Coronavirus: The Self-Employed, Foreign Workers and GDPR – What you need to know
As with those who are employed under the PAYE scheme, there remains a number of unanswered questions when it comes to the self-employed and what support measures the government will be putting in place.
The government is currently considering a proposed amendment to the Coronavirus Bill which could see the introduction of Regulations which would provide “freelancers” and “self-employed people” with guaranteed earnings during this period of crisis.
The proposal would see freelancers and the self-employed access the lower of either:
- 80% of their monthly net earnings, average over the last three years; or
- £2,917 per month
As with the Job Retention Scheme there are a lot of unanswered questions in respect of this proposal including:
- How is “freelancer” defined? Is this simply an individual worker who is not subject to PAYE.
- Who will be responsible for applying for any grants for freelancers and the self-employed? The individual or their employer equivalent or, the individual’s intermediary company?
- How will the net earnings be calculated when figures are often based on gross amounts with the net figure not becoming clear until HMRC have calculated the relevant taxes
- Will self-employed persons who mostly receive payment through dividends be able to count the dividend payments towards net earnings?
We expect details of the proposed Regulations relating to freelancers and the self-employed to be announced at the same time as the details relating to the Job Retention Scheme at which point we shall update you in full.
For completeness, the government has already confirmed that, for the purposes of sick pay self-employed claimants on Universal Credit who are required to stay at home or are ill as a result of coronavirus will not have a Minimum Income Floor (an assumed level of income) applied for a period of time while affected.
Workers from Overseas
One of the major implications of the Coronavirus crisis is that it has completely changed the face of global travel as we knew it. When it comes to UK immigration and overseas workers the coronavirus has had a far reaching impact and the government has issued guidance to assist employers with their immigration issues.
Where employees who are visa nationals and:
- are currently in the UK;
- have complied with their visa conditions prior to the coronavirus outbreak; and
- their visa expires between 24 January 2020 and 30 May 2020
the employee can currently be granted further leave to remain until 31 May 2020.
To obtain any extended leave the employee must contact the Coronavirus Immigration Team to confirm that their visa is due to expire and to explain why they need an extension (most likely because of travel disruption).
The Home Office has been clear that where an individual extends their visa through this route, they will not be subject to enforcement action and this will not impact them negatively for any future visa applications.

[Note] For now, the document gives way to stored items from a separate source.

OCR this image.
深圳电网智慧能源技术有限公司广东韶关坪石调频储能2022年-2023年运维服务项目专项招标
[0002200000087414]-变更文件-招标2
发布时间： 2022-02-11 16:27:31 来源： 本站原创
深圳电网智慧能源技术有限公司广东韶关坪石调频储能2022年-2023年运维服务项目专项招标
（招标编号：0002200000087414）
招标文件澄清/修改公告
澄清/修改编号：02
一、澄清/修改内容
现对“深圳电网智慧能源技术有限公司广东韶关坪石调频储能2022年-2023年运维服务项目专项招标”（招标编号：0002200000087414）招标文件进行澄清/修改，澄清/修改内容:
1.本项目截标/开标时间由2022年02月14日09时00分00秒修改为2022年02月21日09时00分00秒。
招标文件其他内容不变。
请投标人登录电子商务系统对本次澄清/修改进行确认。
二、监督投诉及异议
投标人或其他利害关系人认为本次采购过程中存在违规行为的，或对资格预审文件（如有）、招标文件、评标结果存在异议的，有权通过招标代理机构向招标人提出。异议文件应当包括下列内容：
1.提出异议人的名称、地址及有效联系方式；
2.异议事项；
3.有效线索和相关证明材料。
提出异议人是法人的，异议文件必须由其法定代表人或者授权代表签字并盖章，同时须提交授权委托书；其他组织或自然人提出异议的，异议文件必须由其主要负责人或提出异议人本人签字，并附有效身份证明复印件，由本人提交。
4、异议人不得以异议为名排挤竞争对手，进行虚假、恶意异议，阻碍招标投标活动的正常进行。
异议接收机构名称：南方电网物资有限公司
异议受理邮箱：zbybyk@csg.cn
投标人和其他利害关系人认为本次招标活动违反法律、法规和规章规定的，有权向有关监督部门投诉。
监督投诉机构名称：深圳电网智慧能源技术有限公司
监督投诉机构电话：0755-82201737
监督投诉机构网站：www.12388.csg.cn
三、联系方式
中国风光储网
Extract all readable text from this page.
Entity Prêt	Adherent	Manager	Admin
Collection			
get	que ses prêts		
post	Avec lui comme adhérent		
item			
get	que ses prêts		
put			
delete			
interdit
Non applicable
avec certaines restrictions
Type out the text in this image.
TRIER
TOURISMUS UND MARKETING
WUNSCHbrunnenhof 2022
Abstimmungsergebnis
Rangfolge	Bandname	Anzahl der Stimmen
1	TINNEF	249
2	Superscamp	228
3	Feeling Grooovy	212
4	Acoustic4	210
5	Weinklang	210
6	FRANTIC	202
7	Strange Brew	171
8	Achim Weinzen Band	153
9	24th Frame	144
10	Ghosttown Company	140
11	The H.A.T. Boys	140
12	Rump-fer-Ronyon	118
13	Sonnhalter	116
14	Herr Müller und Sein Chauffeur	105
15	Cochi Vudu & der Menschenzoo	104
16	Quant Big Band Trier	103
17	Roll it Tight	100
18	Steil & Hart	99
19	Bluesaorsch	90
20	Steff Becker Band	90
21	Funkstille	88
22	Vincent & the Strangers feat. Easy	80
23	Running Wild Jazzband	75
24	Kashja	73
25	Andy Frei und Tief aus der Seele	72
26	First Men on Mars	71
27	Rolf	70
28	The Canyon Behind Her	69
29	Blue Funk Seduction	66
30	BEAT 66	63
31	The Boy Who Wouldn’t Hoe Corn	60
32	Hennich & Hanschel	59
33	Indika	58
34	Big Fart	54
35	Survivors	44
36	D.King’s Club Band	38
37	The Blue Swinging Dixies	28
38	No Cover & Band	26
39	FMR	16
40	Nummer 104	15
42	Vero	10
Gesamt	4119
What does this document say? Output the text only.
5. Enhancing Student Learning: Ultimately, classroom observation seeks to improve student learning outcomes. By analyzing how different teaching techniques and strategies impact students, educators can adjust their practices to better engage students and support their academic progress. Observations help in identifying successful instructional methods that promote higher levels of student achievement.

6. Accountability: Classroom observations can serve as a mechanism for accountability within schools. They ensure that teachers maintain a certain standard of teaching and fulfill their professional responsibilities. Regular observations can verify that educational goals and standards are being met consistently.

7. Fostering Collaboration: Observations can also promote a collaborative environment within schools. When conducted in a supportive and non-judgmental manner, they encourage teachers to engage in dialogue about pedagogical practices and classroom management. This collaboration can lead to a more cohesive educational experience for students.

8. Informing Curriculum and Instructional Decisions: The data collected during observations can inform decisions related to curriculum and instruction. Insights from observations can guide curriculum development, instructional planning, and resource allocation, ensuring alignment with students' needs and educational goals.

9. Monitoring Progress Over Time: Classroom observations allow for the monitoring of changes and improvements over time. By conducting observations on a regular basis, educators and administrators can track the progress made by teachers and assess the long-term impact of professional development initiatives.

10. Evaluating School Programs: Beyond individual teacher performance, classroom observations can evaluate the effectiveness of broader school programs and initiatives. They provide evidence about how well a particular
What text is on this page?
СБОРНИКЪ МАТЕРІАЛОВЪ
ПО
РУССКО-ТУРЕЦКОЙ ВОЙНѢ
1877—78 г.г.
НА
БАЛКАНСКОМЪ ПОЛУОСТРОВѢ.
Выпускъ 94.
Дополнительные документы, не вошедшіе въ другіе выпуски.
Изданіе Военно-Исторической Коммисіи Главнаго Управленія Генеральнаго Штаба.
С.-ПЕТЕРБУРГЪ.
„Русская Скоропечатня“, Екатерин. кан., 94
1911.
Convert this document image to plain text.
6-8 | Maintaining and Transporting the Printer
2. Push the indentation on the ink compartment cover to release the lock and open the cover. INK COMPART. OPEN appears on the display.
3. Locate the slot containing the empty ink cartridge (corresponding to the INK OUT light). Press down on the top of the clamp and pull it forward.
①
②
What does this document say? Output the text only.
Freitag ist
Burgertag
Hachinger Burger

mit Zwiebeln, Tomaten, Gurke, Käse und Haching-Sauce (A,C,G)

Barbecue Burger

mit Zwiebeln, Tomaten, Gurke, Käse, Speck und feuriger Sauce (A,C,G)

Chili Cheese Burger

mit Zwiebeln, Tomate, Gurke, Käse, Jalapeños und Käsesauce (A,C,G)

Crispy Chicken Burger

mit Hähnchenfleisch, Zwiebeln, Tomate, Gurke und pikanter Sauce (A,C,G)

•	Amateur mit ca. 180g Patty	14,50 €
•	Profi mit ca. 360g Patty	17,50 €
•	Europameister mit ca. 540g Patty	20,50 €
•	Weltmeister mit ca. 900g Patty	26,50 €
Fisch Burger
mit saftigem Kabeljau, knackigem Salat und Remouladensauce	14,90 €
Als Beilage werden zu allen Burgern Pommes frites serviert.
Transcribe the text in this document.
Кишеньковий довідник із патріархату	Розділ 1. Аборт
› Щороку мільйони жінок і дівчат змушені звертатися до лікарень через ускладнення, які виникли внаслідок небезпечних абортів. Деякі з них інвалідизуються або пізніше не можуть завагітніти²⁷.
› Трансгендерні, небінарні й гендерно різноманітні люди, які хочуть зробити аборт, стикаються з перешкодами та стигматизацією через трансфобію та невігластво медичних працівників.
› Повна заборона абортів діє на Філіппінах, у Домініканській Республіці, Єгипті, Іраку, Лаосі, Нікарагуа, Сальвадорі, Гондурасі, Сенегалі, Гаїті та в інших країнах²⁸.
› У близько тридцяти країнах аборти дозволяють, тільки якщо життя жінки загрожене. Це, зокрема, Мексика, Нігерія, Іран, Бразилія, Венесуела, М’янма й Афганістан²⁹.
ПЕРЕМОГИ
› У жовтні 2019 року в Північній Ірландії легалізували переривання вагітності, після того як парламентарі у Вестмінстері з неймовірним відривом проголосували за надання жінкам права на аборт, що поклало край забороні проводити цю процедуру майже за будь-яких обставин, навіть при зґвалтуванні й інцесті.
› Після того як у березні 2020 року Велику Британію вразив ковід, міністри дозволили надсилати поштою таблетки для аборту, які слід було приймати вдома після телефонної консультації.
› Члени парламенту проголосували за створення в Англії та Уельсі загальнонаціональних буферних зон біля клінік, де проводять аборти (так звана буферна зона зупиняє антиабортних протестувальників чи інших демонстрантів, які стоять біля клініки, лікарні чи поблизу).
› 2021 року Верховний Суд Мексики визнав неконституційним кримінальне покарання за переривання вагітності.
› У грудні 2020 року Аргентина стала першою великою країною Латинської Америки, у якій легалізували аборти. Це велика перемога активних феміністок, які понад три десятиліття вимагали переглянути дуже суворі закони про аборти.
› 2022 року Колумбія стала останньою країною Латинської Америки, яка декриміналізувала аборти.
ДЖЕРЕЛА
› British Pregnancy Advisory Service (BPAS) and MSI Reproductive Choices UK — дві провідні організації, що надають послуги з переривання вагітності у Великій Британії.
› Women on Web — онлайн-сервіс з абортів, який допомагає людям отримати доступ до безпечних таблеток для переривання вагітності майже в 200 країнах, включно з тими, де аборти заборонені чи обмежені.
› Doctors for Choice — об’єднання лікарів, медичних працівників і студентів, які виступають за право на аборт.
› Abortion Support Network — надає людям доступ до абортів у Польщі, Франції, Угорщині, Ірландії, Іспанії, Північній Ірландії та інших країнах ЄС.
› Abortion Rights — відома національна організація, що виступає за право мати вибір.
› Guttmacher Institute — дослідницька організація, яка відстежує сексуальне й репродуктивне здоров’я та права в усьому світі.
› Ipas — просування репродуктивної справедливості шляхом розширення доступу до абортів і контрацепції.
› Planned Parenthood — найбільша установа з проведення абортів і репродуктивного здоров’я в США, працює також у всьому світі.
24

Companies that sponsor migrants under Tier 2 or Tier 5 will not be required to report a sponsored employee’s absence if it is linked to coronavirus and if they have authorised this absence e.g. they are self-isolating and you have received an online isolation note.
The Home Office has confirmed that sponsors do not need to withdraw sponsorship for affected employees who have been absent from work for more than 4 weeks if they consider these are exceptional circumstances, which would include absences related to coronavirus.
Employers must however, be certain as to the whereabouts of their visa employees at all time to ensure ongoing compliance with the terms of their Sponsor Licence.
The Home Office has confirmed that sponsors do not need to report sponsored workers as working from home, where this is directly related to the coronavirus outbreak. This is in contrast to the usual sponsor obligations.
Furloughing sponsored workers
There has been no clear guidance on this point from the Government but we will provide an update on this in due course. Employers must not act in a discriminatory manner when selecting (or not selecting) visa national employees for furlough leave.
GDPR and Data Protection
The Information Commissioners Office will provide new guidance to businesses in light of the coronavirus pandemic.
The new guidance will not make any amendments to existing statute but it will acknowledge and accept that there may be delays in employers complying with normal timescales, for example, when responding to Data Subject Access Requests.
Employers must still comply with all of their usual data protection and GDPR obligations and they must take all reasonable steps to ensure compliance within the statutory timescales.